Rapatriée à Rome le dimanche 10 mai, Silvia Romano est arrivée le lendemain chez elle, à Milan.
Rapatriée à Rome le dimanche 10 mai, Silvia Romano est arrivée le lendemain chez elle, à Milan. - Greco Marfisi

Puissants, cruels et jamais soumis aux grandes organisations du terrorisme djihadiste telles qu’Al-Qaïda et l’Etat islamique, les shebabs somaliens ont gagné, avec l’enlèvement de Silvia Romano, la bataille de la propagande en plus de celle de l’argent. Tout d’abord, parce que c’est avec eux que les renseignements turcs ont dû traiter pour libérer la coopérante italienne dans la nuit du 8 au 9 mai, après 18 mois de détention, conférant aux meurtriers islamistes, malgré leur statut de ravisseurs, une légitimité sur le territoire dont ils ne bénéficiaient pas auparavant.
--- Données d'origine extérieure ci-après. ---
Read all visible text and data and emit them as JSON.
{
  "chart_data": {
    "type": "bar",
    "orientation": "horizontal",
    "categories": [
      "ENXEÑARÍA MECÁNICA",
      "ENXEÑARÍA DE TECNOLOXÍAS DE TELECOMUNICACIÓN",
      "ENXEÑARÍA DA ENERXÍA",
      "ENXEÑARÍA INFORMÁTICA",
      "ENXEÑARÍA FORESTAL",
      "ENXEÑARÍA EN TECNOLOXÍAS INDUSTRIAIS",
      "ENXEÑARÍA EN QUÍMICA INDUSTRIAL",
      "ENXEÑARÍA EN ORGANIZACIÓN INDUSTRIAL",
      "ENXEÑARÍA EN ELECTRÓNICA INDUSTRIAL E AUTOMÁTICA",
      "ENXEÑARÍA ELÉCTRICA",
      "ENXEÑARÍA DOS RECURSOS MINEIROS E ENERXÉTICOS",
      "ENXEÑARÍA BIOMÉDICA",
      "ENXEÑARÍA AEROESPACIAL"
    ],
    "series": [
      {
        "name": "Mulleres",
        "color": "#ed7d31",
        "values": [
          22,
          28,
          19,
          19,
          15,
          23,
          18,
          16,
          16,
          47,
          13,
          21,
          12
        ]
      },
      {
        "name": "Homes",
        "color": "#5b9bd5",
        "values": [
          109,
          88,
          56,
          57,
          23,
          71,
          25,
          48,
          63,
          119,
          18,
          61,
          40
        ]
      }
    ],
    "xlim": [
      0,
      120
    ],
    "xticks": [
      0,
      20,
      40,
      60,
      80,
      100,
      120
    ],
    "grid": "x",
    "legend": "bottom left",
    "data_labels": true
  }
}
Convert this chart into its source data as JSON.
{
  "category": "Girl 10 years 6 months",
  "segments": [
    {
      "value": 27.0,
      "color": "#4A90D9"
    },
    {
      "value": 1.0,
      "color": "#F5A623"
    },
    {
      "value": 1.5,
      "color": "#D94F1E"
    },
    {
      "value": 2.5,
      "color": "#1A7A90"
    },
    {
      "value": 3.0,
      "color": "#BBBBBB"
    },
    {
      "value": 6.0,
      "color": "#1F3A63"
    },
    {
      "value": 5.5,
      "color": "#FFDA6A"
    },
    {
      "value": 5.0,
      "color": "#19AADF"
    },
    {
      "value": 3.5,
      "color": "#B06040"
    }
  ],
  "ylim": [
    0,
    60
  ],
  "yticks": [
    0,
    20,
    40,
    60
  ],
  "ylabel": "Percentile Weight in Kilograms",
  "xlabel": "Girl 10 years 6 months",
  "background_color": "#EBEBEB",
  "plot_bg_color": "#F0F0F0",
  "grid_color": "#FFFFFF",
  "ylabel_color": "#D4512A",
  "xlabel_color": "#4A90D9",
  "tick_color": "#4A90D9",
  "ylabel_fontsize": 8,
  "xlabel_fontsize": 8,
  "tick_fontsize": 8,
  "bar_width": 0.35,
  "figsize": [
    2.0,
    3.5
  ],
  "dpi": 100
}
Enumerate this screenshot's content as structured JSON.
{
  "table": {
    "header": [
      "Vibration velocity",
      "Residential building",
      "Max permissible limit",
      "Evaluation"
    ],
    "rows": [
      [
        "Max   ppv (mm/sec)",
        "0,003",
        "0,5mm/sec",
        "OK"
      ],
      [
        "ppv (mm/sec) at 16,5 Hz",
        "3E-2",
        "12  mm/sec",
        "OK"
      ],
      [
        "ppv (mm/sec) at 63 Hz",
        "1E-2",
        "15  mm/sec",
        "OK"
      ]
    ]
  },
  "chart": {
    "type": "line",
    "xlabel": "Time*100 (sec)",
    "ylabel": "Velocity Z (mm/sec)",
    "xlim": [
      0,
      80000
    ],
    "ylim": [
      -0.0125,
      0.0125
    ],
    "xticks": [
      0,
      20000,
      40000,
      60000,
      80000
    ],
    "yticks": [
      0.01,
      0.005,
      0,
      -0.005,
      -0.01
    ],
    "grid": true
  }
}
Ensuite, parce qu’une rançon a été payée, dont le montant, comme souvent, n’a pas été révélé mais qui devrait être de l’ordre de plusieurs millions de dollars. Autant d’argent qui viendra renflouer les caisses du groupe, déjà si pleines que dans le quartier somalien de Nairobi, des dizaines de banques ont ouvert pour y investir les produits de leurs enlèvements, vols et extorsions en Somalie, au Kenya et en Ouganda.